Though the most recent jobs report showed a decrease in the overall U.S. unemployment rate, the economy is still grappling with the effects of the coronavirus pandemic. Last week, there were roughly 1.9 million new unemployment claims nationwide and more than 21 million continuing claims, according to data from the Labor Department.
So it's important to understand how the system works in your state, and what the challenges are, considering that businesses could still lay off or furlough workers in the months ahead. If you do suffer a job loss, gather the information you'll need to file for benefits and contact your state's unemployment office as soon as possible.
Video by Jason Armesto
Some states have improved their systems to make sure benefits are processed and paid out more efficiently. "Georgia had cut benefits," Boteach says, "but took steps to bolster its systems" after it became clear how damaging the pandemic would be. In March, Georgia governor Brian Kemp issued an executive order to extend the maximum number of weeks that claimants could receive benefits.
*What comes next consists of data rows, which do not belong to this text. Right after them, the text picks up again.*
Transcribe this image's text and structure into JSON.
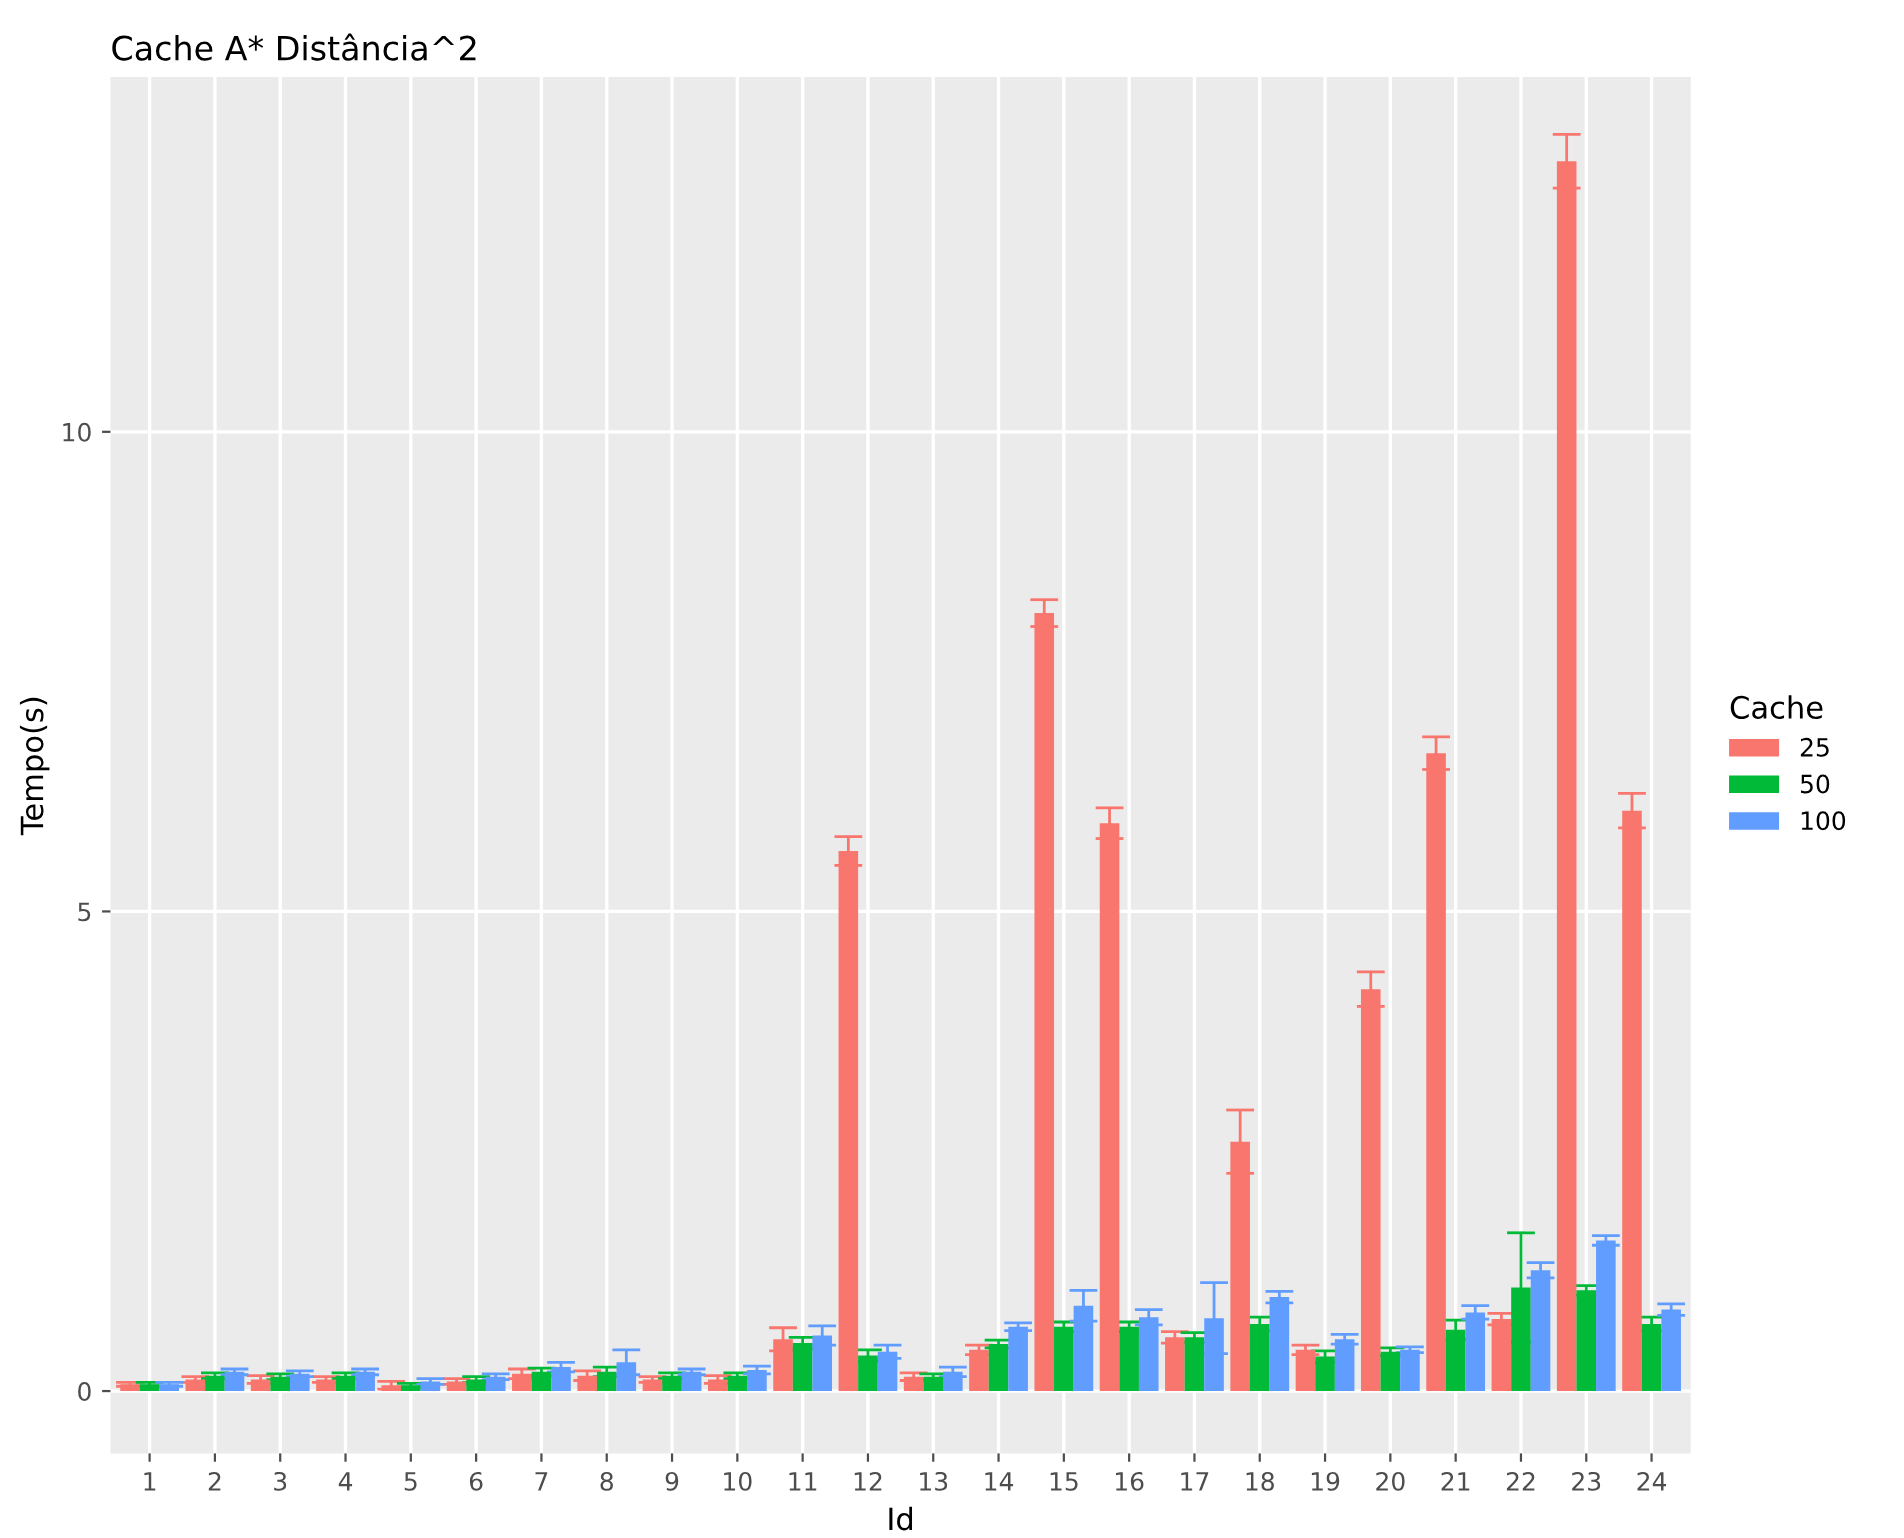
{
  "chart_data": {
    "type": "bar",
    "title": "Cache A* Distância^2",
    "xlabel": "Id",
    "ylabel": "Tempo(s)",
    "legend_title": "Cache",
    "legend": "right",
    "grid": true,
    "categories": [
      "1",
      "2",
      "3",
      "4",
      "5",
      "6",
      "7",
      "8",
      "9",
      "10",
      "11",
      "12",
      "13",
      "14",
      "15",
      "16",
      "17",
      "18",
      "19",
      "20",
      "21",
      "22",
      "23",
      "24"
    ],
    "ylim": [
      -0.65,
      13.7
    ],
    "yticks": [
      0,
      5,
      10
    ],
    "series": [
      {
        "name": "25",
        "color": "#f8766d",
        "values": [
          0.07,
          0.12,
          0.12,
          0.12,
          0.06,
          0.1,
          0.18,
          0.16,
          0.12,
          0.12,
          0.54,
          5.63,
          0.15,
          0.43,
          8.11,
          5.92,
          0.56,
          2.6,
          0.43,
          4.19,
          6.65,
          0.75,
          12.82,
          6.05
        ],
        "errors": [
          0.02,
          0.03,
          0.04,
          0.03,
          0.04,
          0.03,
          0.05,
          0.05,
          0.03,
          0.04,
          0.12,
          0.15,
          0.04,
          0.05,
          0.14,
          0.16,
          0.06,
          0.33,
          0.05,
          0.18,
          0.17,
          0.06,
          0.28,
          0.18
        ]
      },
      {
        "name": "50",
        "color": "#00ba38",
        "values": [
          0.07,
          0.16,
          0.15,
          0.16,
          0.06,
          0.12,
          0.2,
          0.2,
          0.16,
          0.16,
          0.5,
          0.37,
          0.15,
          0.49,
          0.67,
          0.67,
          0.56,
          0.7,
          0.36,
          0.41,
          0.64,
          1.08,
          1.05,
          0.7
        ],
        "errors": [
          0.02,
          0.03,
          0.03,
          0.03,
          0.02,
          0.03,
          0.04,
          0.05,
          0.03,
          0.03,
          0.06,
          0.06,
          0.03,
          0.04,
          0.05,
          0.05,
          0.05,
          0.07,
          0.06,
          0.04,
          0.1,
          0.57,
          0.05,
          0.07
        ]
      },
      {
        "name": "100",
        "color": "#619cff",
        "values": [
          0.07,
          0.2,
          0.18,
          0.2,
          0.1,
          0.15,
          0.25,
          0.3,
          0.2,
          0.22,
          0.58,
          0.41,
          0.2,
          0.67,
          0.89,
          0.77,
          0.76,
          0.98,
          0.54,
          0.43,
          0.82,
          1.26,
          1.57,
          0.85
        ],
        "errors": [
          0.02,
          0.03,
          0.03,
          0.03,
          0.03,
          0.03,
          0.05,
          0.13,
          0.03,
          0.04,
          0.1,
          0.07,
          0.05,
          0.04,
          0.16,
          0.08,
          0.37,
          0.06,
          0.05,
          0.03,
          0.07,
          0.08,
          0.05,
          0.06
        ]
      }
    ]
  }
}
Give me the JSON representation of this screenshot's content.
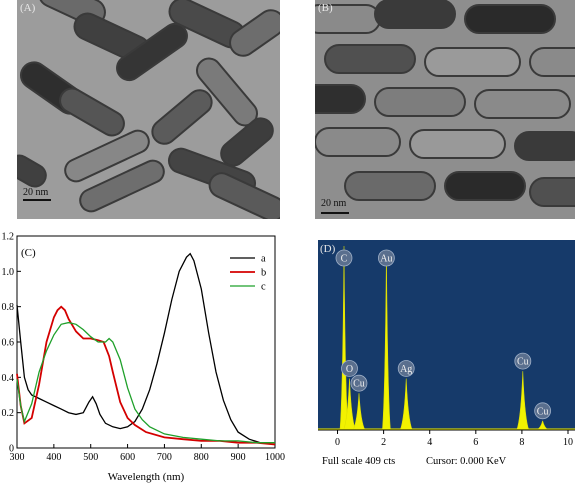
{
  "panels": {
    "A": {
      "label": "(A)",
      "scale_bar": "20 nm"
    },
    "B": {
      "label": "(B)",
      "scale_bar": "20 nm"
    },
    "C": {
      "label": "(C)"
    },
    "D": {
      "label": "(D)"
    }
  },
  "chart_data": [
    {
      "type": "line",
      "title": "",
      "xlabel": "Wavelength (nm)",
      "ylabel": "",
      "xlim": [
        300,
        1000
      ],
      "ylim": [
        0,
        1.2
      ],
      "xticks": [
        300,
        400,
        500,
        600,
        700,
        800,
        900,
        1000
      ],
      "yticks": [
        0,
        0.2,
        0.4,
        0.6,
        0.8,
        1.0,
        1.2
      ],
      "ytick_labels": [
        "0",
        "0.2",
        "0.4",
        "0.6",
        "0.8",
        "1.0",
        "1.2"
      ],
      "legend_position": "top-right",
      "series": [
        {
          "name": "a",
          "color": "#000000",
          "x": [
            300,
            310,
            320,
            330,
            340,
            360,
            380,
            400,
            420,
            440,
            460,
            480,
            495,
            505,
            515,
            525,
            540,
            560,
            580,
            600,
            620,
            640,
            660,
            680,
            700,
            720,
            740,
            760,
            770,
            780,
            800,
            820,
            840,
            860,
            880,
            900,
            930,
            960,
            1000
          ],
          "y": [
            0.81,
            0.6,
            0.4,
            0.33,
            0.3,
            0.28,
            0.26,
            0.24,
            0.22,
            0.2,
            0.19,
            0.2,
            0.26,
            0.29,
            0.25,
            0.19,
            0.14,
            0.12,
            0.11,
            0.12,
            0.15,
            0.22,
            0.33,
            0.48,
            0.65,
            0.84,
            1.0,
            1.08,
            1.1,
            1.06,
            0.9,
            0.65,
            0.43,
            0.27,
            0.16,
            0.09,
            0.05,
            0.03,
            0.02
          ]
        },
        {
          "name": "b",
          "color": "#d40000",
          "x": [
            300,
            310,
            320,
            340,
            360,
            380,
            400,
            410,
            420,
            430,
            440,
            460,
            480,
            500,
            520,
            535,
            550,
            560,
            580,
            600,
            620,
            650,
            700,
            750,
            800,
            850,
            900,
            950,
            1000
          ],
          "y": [
            0.42,
            0.24,
            0.14,
            0.17,
            0.36,
            0.6,
            0.74,
            0.78,
            0.8,
            0.78,
            0.73,
            0.66,
            0.62,
            0.62,
            0.61,
            0.6,
            0.52,
            0.43,
            0.26,
            0.17,
            0.13,
            0.09,
            0.06,
            0.05,
            0.04,
            0.04,
            0.03,
            0.03,
            0.02
          ]
        },
        {
          "name": "c",
          "color": "#1fa02a",
          "x": [
            300,
            310,
            320,
            340,
            360,
            380,
            400,
            420,
            440,
            460,
            480,
            500,
            520,
            540,
            550,
            560,
            580,
            600,
            620,
            640,
            660,
            700,
            750,
            800,
            850,
            900,
            950,
            1000
          ],
          "y": [
            0.39,
            0.24,
            0.15,
            0.25,
            0.43,
            0.55,
            0.64,
            0.7,
            0.71,
            0.7,
            0.67,
            0.63,
            0.6,
            0.6,
            0.62,
            0.6,
            0.5,
            0.34,
            0.22,
            0.16,
            0.12,
            0.08,
            0.06,
            0.05,
            0.04,
            0.04,
            0.03,
            0.03
          ]
        }
      ]
    },
    {
      "type": "area",
      "title": "",
      "xlabel": "",
      "ylabel": "",
      "xlim": [
        -0.5,
        10
      ],
      "xticks": [
        0,
        2,
        4,
        6,
        8,
        10
      ],
      "background": "#163a6a",
      "fill_color": "#f2f200",
      "footer_left": "Full scale 409 cts",
      "footer_right": "Cursor: 0.000 KeV",
      "peaks": [
        {
          "element": "C",
          "energy_kev": 0.28,
          "height": 1.0
        },
        {
          "element": "O",
          "energy_kev": 0.52,
          "height": 0.28
        },
        {
          "element": "Cu",
          "energy_kev": 0.93,
          "height": 0.2
        },
        {
          "element": "Au",
          "energy_kev": 2.12,
          "height": 0.98
        },
        {
          "element": "Ag",
          "energy_kev": 2.98,
          "height": 0.28
        },
        {
          "element": "Cu",
          "energy_kev": 8.04,
          "height": 0.32
        },
        {
          "element": "Cu",
          "energy_kev": 8.9,
          "height": 0.05
        }
      ]
    }
  ]
}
Other states will take a similar approach going forward, Colbert expects, tweaking and adjusting their policies and systems with a "scalpel-type approach" to make sure that jobless residents are getting the support they need.
It's important that the states do what they can to support those without a job, Boteach says. If people can't access benefits, fall into debt, and start to be evicted, have their vehicles or homes repossessed, and so on, it could cause the current economic crisis to become even worse.
"We'll all pay the price," Boteach says. "Unemployed workers especially, but the economy overall."